In the proposed rules, the OIG also noted that, when analyzing any free or deeply discounted item or service provided to federal health care program beneficiaries, the CMP statute applies only to those items or services where an individual or organization “knows or should know [are] likely to influence [the Medicare or Medicaid beneficiary] to order or receive from a particular provider, practitioner, or supplier any item or service for which payment may be made” by a federal healthcare program.
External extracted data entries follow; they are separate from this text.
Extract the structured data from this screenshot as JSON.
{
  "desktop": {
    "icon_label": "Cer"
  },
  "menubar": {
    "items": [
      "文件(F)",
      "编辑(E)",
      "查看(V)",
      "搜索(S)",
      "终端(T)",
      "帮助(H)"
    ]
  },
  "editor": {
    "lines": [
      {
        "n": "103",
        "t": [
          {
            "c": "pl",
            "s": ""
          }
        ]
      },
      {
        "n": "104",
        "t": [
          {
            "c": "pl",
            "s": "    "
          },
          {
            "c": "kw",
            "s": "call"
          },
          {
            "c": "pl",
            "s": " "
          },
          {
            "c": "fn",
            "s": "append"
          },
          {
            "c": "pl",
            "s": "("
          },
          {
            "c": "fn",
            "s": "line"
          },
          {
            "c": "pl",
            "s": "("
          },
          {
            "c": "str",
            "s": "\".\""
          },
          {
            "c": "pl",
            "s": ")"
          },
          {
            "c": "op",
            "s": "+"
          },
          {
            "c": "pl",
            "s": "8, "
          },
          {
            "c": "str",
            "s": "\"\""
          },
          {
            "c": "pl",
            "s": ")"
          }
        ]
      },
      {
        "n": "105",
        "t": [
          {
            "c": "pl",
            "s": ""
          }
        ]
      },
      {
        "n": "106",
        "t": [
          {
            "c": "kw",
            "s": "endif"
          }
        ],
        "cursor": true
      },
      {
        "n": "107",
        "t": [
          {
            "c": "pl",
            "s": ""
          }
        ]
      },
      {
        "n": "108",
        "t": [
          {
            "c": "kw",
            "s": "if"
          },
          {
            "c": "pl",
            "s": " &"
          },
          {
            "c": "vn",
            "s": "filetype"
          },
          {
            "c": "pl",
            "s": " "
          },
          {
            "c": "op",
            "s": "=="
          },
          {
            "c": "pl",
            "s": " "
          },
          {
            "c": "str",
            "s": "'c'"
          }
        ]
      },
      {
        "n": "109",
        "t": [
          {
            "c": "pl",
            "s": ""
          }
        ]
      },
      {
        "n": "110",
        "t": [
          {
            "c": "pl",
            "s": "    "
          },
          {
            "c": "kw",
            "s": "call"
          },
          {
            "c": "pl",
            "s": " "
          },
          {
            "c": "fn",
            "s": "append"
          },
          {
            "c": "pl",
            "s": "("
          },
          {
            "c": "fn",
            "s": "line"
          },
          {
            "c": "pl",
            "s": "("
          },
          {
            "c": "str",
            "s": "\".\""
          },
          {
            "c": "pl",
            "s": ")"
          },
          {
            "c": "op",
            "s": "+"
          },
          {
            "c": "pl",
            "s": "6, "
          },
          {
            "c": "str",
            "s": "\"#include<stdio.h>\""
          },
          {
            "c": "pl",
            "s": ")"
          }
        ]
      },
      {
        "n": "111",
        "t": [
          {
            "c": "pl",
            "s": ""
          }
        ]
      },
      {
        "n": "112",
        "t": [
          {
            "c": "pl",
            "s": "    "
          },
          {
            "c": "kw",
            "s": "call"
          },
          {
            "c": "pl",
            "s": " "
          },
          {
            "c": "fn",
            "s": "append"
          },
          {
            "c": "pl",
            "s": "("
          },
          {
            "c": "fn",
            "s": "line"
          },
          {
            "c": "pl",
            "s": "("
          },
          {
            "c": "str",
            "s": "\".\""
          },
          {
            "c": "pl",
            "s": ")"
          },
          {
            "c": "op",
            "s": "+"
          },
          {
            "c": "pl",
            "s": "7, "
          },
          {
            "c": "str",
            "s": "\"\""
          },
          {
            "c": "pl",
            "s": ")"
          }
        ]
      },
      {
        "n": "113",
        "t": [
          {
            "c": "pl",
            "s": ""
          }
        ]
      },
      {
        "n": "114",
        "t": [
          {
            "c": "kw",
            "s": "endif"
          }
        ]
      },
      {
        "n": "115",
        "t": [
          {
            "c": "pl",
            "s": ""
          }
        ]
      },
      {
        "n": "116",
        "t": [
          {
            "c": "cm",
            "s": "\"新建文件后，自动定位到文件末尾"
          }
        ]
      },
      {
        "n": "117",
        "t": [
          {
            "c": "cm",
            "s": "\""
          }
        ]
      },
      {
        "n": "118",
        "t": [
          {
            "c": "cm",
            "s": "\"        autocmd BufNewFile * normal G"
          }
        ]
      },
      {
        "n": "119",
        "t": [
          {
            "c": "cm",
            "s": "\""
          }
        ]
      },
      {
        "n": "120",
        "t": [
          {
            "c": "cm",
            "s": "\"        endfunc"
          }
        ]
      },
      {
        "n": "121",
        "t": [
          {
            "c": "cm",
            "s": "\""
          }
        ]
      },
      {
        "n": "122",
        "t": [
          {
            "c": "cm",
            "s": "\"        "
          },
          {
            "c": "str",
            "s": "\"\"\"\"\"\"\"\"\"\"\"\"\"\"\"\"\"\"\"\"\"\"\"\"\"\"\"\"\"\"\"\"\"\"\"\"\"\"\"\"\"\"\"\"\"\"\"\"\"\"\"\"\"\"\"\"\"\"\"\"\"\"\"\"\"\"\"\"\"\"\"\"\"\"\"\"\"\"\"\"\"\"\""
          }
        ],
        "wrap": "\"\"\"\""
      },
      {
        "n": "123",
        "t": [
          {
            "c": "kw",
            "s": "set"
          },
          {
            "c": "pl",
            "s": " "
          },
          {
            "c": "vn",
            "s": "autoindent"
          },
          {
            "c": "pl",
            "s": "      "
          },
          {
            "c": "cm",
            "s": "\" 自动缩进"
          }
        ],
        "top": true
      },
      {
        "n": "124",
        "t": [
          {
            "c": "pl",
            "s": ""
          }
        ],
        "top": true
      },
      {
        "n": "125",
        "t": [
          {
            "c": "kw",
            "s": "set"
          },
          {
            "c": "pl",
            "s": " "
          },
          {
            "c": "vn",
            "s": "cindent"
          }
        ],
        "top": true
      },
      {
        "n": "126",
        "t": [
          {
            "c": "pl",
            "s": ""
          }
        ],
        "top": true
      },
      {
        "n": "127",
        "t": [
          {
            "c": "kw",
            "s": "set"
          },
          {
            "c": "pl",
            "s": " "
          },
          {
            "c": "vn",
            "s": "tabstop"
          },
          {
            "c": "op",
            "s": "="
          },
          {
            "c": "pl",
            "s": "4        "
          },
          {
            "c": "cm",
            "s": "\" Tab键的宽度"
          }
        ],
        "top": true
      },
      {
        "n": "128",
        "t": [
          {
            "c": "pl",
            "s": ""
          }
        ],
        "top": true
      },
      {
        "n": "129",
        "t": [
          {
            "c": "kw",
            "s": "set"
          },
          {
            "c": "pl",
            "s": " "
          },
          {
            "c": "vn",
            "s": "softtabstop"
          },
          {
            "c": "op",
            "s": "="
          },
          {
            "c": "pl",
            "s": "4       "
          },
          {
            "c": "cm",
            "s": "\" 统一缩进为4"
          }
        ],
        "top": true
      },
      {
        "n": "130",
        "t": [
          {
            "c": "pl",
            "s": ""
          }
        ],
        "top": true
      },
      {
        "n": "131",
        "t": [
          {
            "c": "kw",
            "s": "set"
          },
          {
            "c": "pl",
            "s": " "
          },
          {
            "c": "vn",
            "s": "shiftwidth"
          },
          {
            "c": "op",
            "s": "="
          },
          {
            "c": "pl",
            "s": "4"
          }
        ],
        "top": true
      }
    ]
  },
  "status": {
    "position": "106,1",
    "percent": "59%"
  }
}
This requires careful analysis, but does reinforce the idea that some items or services are simply so far removed from the beneficiary’s future decision on where to seek reimbursable items or services that the item/gift should not be considered “remuneration” at all.
The OIG also proposed revisions to two existing safe harbors – for referral services (§ 1001.952(f)) and cost-sharing waivers (§ 1001.952(k)), in addition to two new safe harbors as included in the Medicare Prescription Drug, Improvement, and Modernization Act of 2003 and ACA. These two new safe harbors permit Medicare Advantage organizations to reimburse care provided by Federally Qualified Health Clinics at normal rates (proposed § 1001.952(z)) and the Medicare Coverage Gap Discount Program (proposed § 1001.952(aa)).
The OIG is seeking comments on all of the elements of the proposed safe harbors and the ACA clarification language. We expect that many health care organizations will comment with specific examples of proposed programs and ask for further guidance as to whether such programs would fit within a safe harbor or be excluded from the definition of “remuneration.” Comments are due to the OIG by December 2, 2014. We will continue to monitor this legislation and provide updates when the final rules are released.